A urgência da isonomia tributária: por que operações com ativos virtuais devem ser equiparadas ao câmbio para fins de IOF
Por Sérgio Brotto, CEO da Dascam Corretora de Câmbio
O avanço dos ativos digitais tem reconfigurado as fronteiras das finanças globais e o Brasil testemunha um crescimento exponencial nesse setor. No entanto, a velocidade da inovação tecnológica escancarou uma lacuna regulatória que, hoje, cria uma assimetria concorrencial e tributária insustentável: o uso de criptoativos, especialmente stablecoins lastreadas em dólar, como mecanismo para contornar a incidência do Imposto sobre Operações Financeiras (IOF) em transações internacionais.
Enquanto operações tradicionais de câmbio, como remessas ou pagamentos com cartão internacional, sofrem, em regra, a incidência de IOF-Câmbio de 3,5%, um mercado paralelo floresce. Isso ocorre porque a legislação atual não classifica transações com stablecoins como operações cambiais, o que incentiva seu uso crescente. De acordo com estimativas divulgadas por plataformas especializadas, a negociação da stablecoin Tether (USDT) saltou 78% entre 2024 e 2025, movimentando bilhões de dólares.

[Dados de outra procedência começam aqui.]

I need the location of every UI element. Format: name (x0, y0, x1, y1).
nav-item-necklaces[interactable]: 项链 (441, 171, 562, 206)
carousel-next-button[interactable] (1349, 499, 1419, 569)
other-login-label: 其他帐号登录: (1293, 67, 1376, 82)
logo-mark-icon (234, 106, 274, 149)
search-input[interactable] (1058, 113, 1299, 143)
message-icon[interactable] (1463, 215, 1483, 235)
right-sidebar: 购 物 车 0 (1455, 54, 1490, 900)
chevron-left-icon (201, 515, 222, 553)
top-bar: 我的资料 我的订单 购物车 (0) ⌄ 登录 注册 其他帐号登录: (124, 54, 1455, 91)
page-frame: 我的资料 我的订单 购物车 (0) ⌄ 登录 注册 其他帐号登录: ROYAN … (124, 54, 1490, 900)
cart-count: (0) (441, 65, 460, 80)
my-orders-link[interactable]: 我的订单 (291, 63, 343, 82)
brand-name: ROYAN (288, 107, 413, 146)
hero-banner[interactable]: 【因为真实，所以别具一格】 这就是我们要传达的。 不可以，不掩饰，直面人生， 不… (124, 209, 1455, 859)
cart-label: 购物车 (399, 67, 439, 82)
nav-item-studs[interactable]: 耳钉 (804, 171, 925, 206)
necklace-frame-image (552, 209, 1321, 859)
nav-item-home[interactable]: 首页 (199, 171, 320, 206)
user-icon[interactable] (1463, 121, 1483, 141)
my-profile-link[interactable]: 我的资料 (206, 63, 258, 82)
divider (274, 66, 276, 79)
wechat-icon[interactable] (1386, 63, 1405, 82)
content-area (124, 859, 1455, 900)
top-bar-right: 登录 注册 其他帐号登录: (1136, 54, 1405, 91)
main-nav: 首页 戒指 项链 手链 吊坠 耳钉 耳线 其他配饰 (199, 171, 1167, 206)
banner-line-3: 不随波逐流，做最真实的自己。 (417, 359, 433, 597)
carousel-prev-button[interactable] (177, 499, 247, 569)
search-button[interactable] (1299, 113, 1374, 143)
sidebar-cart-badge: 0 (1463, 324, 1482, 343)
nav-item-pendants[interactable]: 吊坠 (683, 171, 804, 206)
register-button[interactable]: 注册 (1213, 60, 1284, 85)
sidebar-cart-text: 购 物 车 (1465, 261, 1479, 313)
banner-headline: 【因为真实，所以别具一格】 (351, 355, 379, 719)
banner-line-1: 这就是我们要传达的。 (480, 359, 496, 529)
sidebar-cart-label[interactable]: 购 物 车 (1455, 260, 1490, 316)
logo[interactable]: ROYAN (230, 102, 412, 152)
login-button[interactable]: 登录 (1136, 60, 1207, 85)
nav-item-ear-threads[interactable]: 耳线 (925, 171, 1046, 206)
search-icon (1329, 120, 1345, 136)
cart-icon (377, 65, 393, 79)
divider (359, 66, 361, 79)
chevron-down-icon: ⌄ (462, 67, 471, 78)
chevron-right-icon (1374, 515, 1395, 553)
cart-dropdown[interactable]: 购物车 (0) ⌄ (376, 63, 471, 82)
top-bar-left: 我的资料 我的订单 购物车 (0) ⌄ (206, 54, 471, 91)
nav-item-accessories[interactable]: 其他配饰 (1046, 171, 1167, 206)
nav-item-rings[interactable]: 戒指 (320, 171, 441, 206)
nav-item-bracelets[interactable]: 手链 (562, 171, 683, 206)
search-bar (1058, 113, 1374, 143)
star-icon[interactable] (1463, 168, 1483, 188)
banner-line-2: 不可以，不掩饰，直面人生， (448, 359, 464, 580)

A mecânica é simples: usuários convertem reais em stablecoins (como USDT ou USDC) via Pix, pagam spreads mínimos e utilizam cartões de débito internacionais que fazem a conversão automática dos criptoativos em moeda fiduciária no ponto de venda, tudo isso sem pagar IOF. O resultado é um desequilíbrio tributário que prejudica diretamente as instituições financeiras tradicionais e mina a isonomia fiscal.
O cerne do problema está na colisão entre a realidade econômica e a tipicidade fechada do Direito Tributário. O Marco Legal das Criptomoedas (Lei nº 14.478/2022) define os criptoativos como “ativos virtuais”, excluindo-os explicitamente do conceito de “moeda nacional” ou “moeda estrangeira”. Já o fato gerador do IOF-Câmbio, previsto no Artigo 63 do Código Tributário Nacional, está atrelado à “entrega de moeda nacional ou estrangeira”. Ou seja, se o ativo virtual não é legalmente considerado moeda, sua movimentação transfronteiriça, ainda que tenha o mesmo propósito econômico de um câmbio, não se enquadra na hipótese de incidência do imposto.
Essa discrepância vai além da arrecadação: é um problema de segurança jurídica e competição leal. Há precedentes preocupantes. A Receita Federal já enfrentou casos semelhantes nos anos 1990, quando operações com Treasury Bills (T-Bills) foram usadas para simular remessas e, depois, requalificadas como ilegais pelo Carf. O risco de o mesmo acontecer agora é real, e os impactos podem incluir a cobrança retroativa de IOF a 25% e multas por evasão fiscal.
Mas como corrigir essa distorção sem violar a Constituição?
A solução não pode vir de um simples decreto. Alterar o Decreto 6.306/2007, que regulamenta o IOF, para abranger ativos virtuais seria inconstitucional, pois criaria um novo fato gerador sem respaldo em lei, violando o Princípio da Legalidade Tributária (art. 150, I, da CF/88).
O caminho correto é a edição de uma Lei Ordinária ou Medida Provisória, que estabeleça, de forma expressa, a equiparação das operações com ativos virtuais às operações de câmbio para fins de incidência do IOF. Essa lei deve ainda definir o responsável tributário, provavelmente as Prestadoras de Serviços de Ativos Virtuais (VASPs) e a base de cálculo (o valor convertido em reais).
A boa notícia é que, por ser um imposto de natureza regulatória, o IOF é exceção aos princípios da anterioridade. Assim, uma vez publicada a nova norma, a cobrança poderia ser imediata.
O mercado de ativos digitais não é o futuro, é o presente. As stablecoins já estão transformando a forma como o dinheiro circula entre fronteiras, e fingir que isso não tem natureza cambial é fechar os olhos para a realidade.
A equiparação legal das operações com criptoativos ao câmbio não é uma medida contra a inovação, mas sim uma etapa essencial de maturidade regulatória. Somente com isonomia tributária e clareza jurídica o Brasil poderá equilibrar inovação, arrecadação e segurança, garantindo um ambiente competitivo saudável, tanto para o sistema financeiro tradicional quanto para os novos players digitais.